There are more and more implications made on virtuality integrated into every day life. Up to the moment the Wii was introduced, game consoles considered entertainment gadgets for children who were great at moving their thumbs; however, the Wii overturned this meaning of virtual reality and adopted a new method of social interaction.
Wii Fit Plus was in UK’s top 10 video games chart this year. Wii Fit worked best when it came to balancing and yoga moves; skateboarding and golf were also seen as fun.
The Wii was almost a window to virtual reality experience.
However, the more up to date version of the experience was commented on by Ian Sample (2010) from the guardian.com. The virtual reality has been used in an experiment to transfer men’s minds into a woman’s body. The "body-swapping" effect was so convincing that the men's sense of self was transferred into the virtual woman, causing them to react reflexively to events in the virtual world in which they were immersed.

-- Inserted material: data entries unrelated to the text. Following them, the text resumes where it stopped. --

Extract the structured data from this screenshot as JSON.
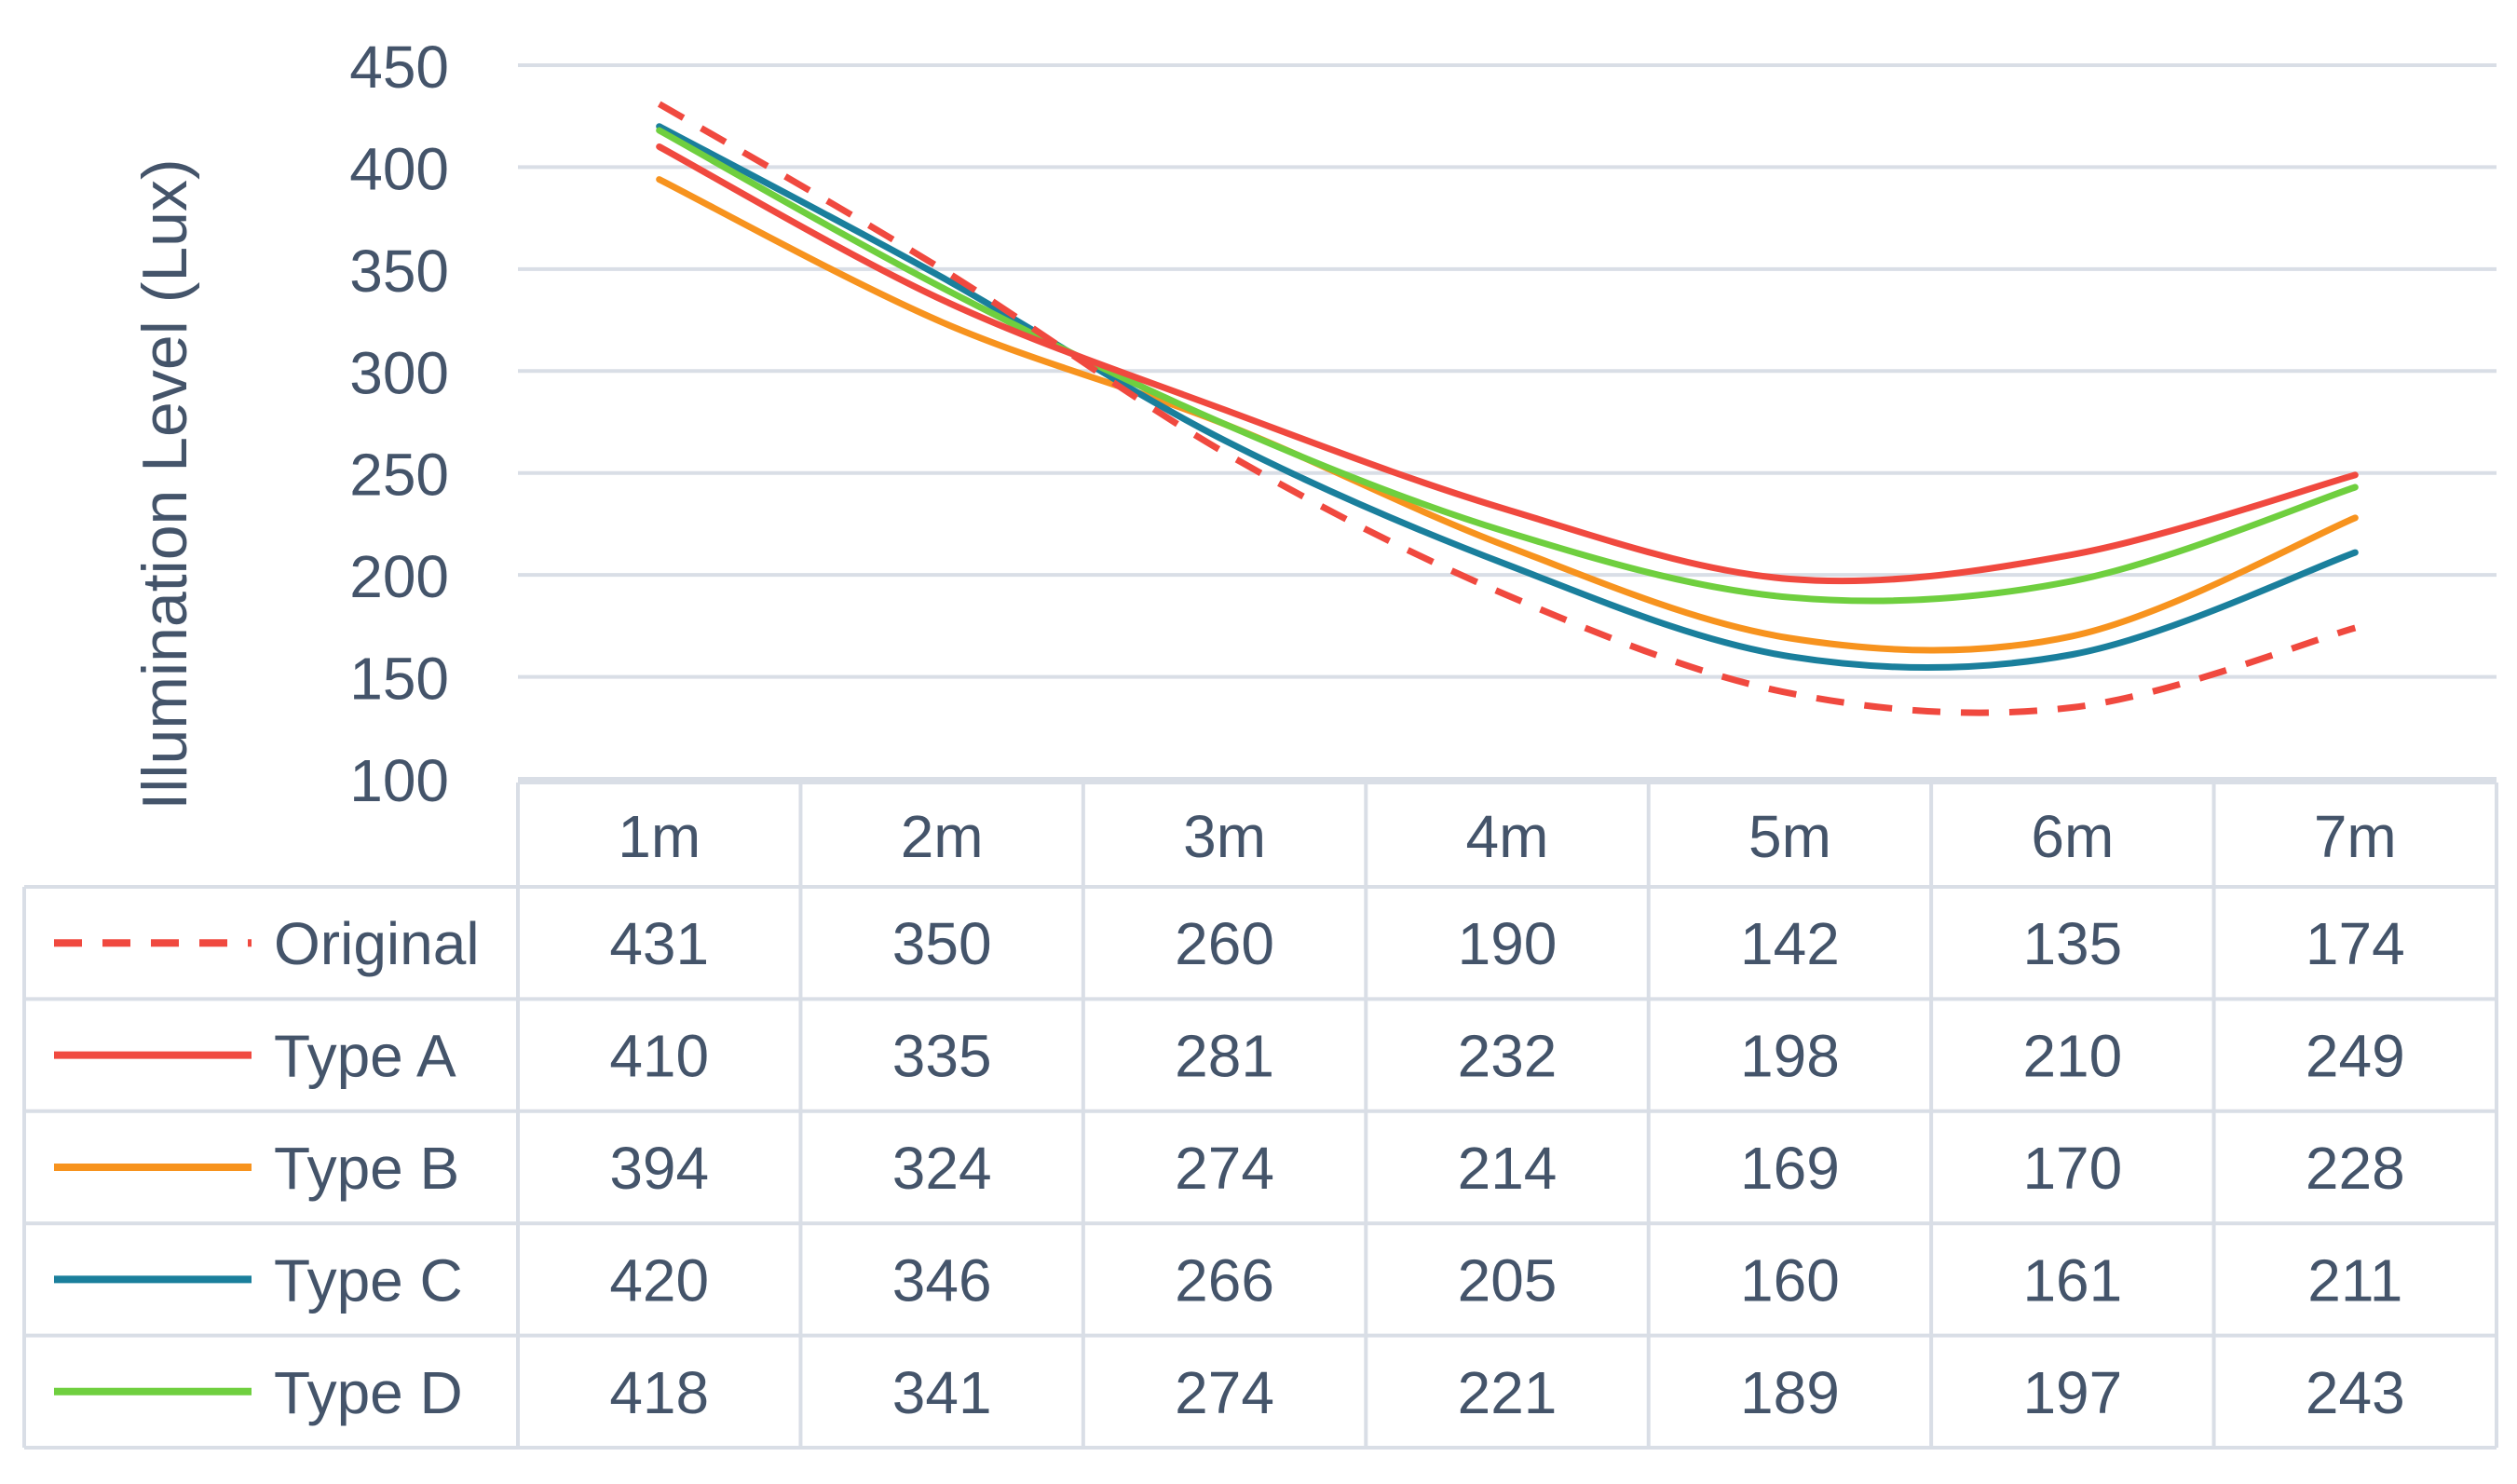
{
  "chart_data": {
    "type": "line",
    "title": "",
    "xlabel": "",
    "ylabel": "Illumination Level (Lux)",
    "categories": [
      "1m",
      "2m",
      "3m",
      "4m",
      "5m",
      "6m",
      "7m"
    ],
    "ylim": [
      100,
      450
    ],
    "yticks": [
      100,
      150,
      200,
      250,
      300,
      350,
      400,
      450
    ],
    "grid": true,
    "legend": "data-table",
    "series": [
      {
        "name": "Original",
        "color": "#f0493f",
        "dash": "dashed",
        "values": [
          431,
          350,
          260,
          190,
          142,
          135,
          174
        ]
      },
      {
        "name": "Type A",
        "color": "#f0493f",
        "dash": "solid",
        "values": [
          410,
          335,
          281,
          232,
          198,
          210,
          249
        ]
      },
      {
        "name": "Type B",
        "color": "#f7931e",
        "dash": "solid",
        "values": [
          394,
          324,
          274,
          214,
          169,
          170,
          228
        ]
      },
      {
        "name": "Type C",
        "color": "#1a7f9c",
        "dash": "solid",
        "values": [
          420,
          346,
          266,
          205,
          160,
          161,
          211
        ]
      },
      {
        "name": "Type D",
        "color": "#6fcf3f",
        "dash": "solid",
        "values": [
          418,
          341,
          274,
          221,
          189,
          197,
          243
        ]
      }
    ]
  }
}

In this case, both of those virtual experiences have been developed for positive reasons: social interaction and to stop people being prejudice. However, they could also be argued to having great negative impacts. Gergen (1991) argues that the various social (e.g. work, home, personal) and mediated (e.g., computer, phone, television) environments in which we interact are eroding our sense of self and destroying community attachment and moral development.
One of the main problems with the “out of body experience” is that after having a “virtual perfect body”, it could potentially lead to low self-esteem, feelings of worthlessness and insignificance, even self-destructive acts.
For us as marketers, a compute-generated experience can be a great way of communicating the emotional side of what a service or a brand is about. This is what making intangible service- tangible is at the end of the day.